The RCF will initially provide finance to 36 farms in the Cerrado region of Brazil, which is the world’s most biodiverse savanna and is under threat from high levels of deforestation, mostly driven by the expansion of soya cultivation.
The finance will allow the farms to produce 75,000 tonnes of soya per year for four years, resulting in the conservation of around 11,000 hectares of native vegetation, 4,200 in excess of legal reserves.
After an initial 12-month trial phase, the plan is for the RCF to be scaled up to include hundreds of farmers across Brazil which the group says will help protect vast tracts of native Cerrado vegetation in Brazil conserving biodiversity, water quality and carbon stocks.
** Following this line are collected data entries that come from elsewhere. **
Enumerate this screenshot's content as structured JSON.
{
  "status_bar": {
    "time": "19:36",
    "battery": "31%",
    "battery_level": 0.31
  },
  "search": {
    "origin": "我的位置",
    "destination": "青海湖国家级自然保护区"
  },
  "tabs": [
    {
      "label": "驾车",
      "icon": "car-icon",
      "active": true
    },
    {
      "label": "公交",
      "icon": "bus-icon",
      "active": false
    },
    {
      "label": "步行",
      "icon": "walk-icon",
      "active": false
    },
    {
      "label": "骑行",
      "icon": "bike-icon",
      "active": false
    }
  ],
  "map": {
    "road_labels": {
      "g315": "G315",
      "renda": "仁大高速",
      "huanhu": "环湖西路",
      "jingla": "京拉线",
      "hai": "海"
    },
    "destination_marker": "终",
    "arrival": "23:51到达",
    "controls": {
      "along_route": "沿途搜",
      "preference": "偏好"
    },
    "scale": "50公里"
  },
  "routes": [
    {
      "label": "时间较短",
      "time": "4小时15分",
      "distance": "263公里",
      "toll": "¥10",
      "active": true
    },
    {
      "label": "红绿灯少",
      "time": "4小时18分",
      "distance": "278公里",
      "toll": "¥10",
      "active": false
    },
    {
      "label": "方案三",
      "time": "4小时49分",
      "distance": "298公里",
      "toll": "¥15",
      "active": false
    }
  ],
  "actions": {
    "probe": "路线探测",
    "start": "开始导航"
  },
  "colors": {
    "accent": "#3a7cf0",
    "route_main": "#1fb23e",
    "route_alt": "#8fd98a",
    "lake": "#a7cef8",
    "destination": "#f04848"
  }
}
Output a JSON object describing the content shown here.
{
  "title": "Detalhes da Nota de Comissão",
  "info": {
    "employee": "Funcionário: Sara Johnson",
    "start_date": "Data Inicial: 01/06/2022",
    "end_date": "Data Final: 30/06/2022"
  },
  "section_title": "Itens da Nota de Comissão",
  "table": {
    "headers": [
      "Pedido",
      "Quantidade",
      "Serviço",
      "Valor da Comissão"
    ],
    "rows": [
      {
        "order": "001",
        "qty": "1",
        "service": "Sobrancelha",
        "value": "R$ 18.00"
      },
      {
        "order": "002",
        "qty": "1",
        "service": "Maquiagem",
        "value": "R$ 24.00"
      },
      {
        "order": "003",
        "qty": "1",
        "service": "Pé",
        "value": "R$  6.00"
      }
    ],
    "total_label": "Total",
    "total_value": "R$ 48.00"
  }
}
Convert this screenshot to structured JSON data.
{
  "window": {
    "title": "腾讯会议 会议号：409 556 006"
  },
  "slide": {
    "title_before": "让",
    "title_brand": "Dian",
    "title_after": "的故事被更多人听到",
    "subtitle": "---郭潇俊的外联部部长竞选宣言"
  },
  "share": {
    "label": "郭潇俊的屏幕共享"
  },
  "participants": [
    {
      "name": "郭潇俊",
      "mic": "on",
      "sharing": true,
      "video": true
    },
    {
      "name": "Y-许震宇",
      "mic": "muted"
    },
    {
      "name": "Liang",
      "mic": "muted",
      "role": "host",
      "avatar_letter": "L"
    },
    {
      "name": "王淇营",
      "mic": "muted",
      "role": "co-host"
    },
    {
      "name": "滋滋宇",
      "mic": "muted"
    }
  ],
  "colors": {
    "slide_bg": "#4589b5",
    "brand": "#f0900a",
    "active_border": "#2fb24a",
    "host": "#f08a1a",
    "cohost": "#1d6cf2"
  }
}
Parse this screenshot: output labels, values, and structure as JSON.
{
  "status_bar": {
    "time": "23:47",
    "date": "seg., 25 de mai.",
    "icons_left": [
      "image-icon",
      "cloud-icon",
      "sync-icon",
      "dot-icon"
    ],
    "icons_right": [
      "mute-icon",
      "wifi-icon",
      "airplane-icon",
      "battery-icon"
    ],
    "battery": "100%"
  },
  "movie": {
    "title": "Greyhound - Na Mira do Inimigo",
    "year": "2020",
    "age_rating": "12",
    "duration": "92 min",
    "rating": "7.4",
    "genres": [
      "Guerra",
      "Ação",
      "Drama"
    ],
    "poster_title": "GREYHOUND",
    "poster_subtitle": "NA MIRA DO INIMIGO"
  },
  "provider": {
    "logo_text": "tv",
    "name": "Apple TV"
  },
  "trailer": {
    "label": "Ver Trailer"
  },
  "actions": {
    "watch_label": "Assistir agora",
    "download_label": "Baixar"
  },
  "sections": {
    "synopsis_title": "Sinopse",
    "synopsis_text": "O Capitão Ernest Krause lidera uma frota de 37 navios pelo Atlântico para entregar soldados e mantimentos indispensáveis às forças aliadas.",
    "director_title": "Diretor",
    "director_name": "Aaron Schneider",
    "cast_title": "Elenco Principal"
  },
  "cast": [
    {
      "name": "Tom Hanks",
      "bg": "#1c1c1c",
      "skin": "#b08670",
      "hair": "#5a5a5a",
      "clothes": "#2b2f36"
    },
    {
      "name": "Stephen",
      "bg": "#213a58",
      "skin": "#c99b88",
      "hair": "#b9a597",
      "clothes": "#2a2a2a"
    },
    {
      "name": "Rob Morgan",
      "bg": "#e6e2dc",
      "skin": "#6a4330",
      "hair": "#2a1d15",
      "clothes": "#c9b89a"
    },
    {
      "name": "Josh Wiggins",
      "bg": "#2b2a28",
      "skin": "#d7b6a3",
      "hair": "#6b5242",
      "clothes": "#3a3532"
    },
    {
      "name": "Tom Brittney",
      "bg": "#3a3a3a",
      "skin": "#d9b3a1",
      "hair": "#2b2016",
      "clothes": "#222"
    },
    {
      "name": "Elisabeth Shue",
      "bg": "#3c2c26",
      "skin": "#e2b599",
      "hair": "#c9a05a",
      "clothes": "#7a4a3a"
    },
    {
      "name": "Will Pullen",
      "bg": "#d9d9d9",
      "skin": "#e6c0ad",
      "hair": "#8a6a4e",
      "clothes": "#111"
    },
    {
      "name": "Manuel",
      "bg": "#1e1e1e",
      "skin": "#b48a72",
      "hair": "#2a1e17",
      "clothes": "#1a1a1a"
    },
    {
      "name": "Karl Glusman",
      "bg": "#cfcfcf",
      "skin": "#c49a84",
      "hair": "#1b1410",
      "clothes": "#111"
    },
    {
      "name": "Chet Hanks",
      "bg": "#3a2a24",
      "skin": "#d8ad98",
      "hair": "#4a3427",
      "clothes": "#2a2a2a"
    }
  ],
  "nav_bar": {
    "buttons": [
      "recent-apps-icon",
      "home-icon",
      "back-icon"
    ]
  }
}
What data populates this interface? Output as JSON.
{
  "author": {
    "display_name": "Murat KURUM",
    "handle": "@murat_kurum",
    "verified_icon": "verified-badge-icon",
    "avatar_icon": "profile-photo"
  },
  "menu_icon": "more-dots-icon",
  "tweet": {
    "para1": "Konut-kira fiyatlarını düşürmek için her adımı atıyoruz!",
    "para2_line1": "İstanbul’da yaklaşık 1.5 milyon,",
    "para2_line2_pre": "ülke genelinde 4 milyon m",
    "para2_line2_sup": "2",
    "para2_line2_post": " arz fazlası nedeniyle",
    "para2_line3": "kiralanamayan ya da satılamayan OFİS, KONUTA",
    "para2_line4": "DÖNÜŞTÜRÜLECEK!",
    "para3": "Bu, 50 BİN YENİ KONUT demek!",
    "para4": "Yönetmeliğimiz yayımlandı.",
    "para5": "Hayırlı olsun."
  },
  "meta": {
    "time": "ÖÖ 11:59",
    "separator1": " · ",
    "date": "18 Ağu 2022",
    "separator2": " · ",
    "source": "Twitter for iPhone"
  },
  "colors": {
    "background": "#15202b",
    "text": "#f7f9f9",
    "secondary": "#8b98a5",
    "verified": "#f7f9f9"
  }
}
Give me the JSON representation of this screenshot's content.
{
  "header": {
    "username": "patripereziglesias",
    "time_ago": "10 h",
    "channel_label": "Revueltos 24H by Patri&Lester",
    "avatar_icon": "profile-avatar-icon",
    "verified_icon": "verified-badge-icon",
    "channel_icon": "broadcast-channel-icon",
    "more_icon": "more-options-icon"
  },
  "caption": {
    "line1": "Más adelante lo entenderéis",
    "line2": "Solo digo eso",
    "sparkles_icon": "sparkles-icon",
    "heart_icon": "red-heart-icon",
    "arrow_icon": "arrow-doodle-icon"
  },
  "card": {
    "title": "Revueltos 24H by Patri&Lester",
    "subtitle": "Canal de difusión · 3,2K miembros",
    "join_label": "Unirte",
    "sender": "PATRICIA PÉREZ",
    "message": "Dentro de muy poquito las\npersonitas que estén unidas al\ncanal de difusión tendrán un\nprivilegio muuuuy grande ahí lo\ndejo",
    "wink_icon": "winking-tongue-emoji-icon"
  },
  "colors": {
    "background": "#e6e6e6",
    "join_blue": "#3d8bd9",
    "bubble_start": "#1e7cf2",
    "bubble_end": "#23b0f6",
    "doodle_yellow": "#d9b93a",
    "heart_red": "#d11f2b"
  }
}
An independent committee including the likes of the UN Environment Programme (UNEP), WWF and Proforest will review and provide input into the environmental management of the RCF, which will be run by environmental finance advisory firm Sustainable Investment Management.
It is hoped that the trial programme, which is also being funded by cocoa and chocolate supplier Barry Callebaut, will inspire other organisations and businesses to lend their support.
“This initiative highlights the need for the whole food industry to come together and support the protection of critical ecosystems like the Cerrado,” said Ken Murphy, Tesco Group CEO. “We urge more businesses and organisations to join us in providing funding for the RCF, to aid its roll-out in future years.”